I'm loving it so far! Thanks for sharing your experience through honours and beyond - it's been great!
Hey man I am working on a different project which is the Cryogenic Energy storage simulation by MCMC. Can you help me a little ?
Do you know if there's a scenario where using Monte Carlo's method would be preferable over other numerical integration methods (such as trapezoidal rule or simpson's rule)? I ask this because, like you said, seems like a lot of computational effort to generate random numbers and then feed them into a function.
Marco Antônio if you start integrating function that depends on more than just x, it starts to be way more worth it to use monte carlo
Oh I see. Thanks for the answer!
In my graduation project I have to calculate the expectation value of some operators over many-body wavefunctions. In a 2D system and for 30 particles (my case) this means a 60 dimensional integral. I simply don't have any other choice beside Monte Carlo integration.
dude, thank you!
''Very nice out of 10'' got me laughing
Could you help me with a monte carlo assignment I have for a more complex equation by any chance :(
thank you!!!so helpful
Thank you bro for this video nice content
Thanks Andrew
What will the Julia equivalent of this code be?
Thank you so much!
super nice video
What is the difference between taking the average of 1000 integration results each having N=10000 random points, and just 1 integration with N=1000*10000?
Is the point of doing this just visualization with histograms?

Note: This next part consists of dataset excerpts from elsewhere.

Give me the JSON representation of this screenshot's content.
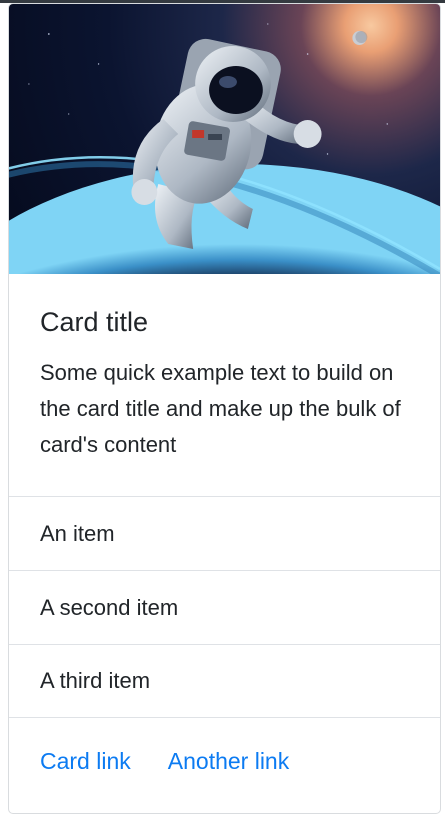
{
  "card": {
    "image_alt": "Astronaut floating in space above Earth",
    "title": "Card title",
    "text": "Some quick example text to build on the card title and make up the bulk of card's content",
    "items": [
      {
        "label": "An item"
      },
      {
        "label": "A second item"
      },
      {
        "label": "A third item"
      }
    ],
    "links": [
      {
        "label": "Card link"
      },
      {
        "label": "Another link"
      }
    ]
  },
  "colors": {
    "link": "#0c7bf2",
    "text": "#212529",
    "border": "#dfe2e6"
  }
}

Wolverine is teaching map its cool!
Thx, that helped me!
nice explanation❤❤❤❤❤❤❤❤❤❤
you have assumed a uniform distribution for f(x)
and what you are calculating in some ways is actually a monte carlo estimate of the expectation ..
Very nice / 10
Isn't this missing a step to relate integral (what we want to find) with the expected value that we're computing? Calling the variable integral also feels confusing, we're computing the expected value of sin(x) where x comes from a uniform distribution.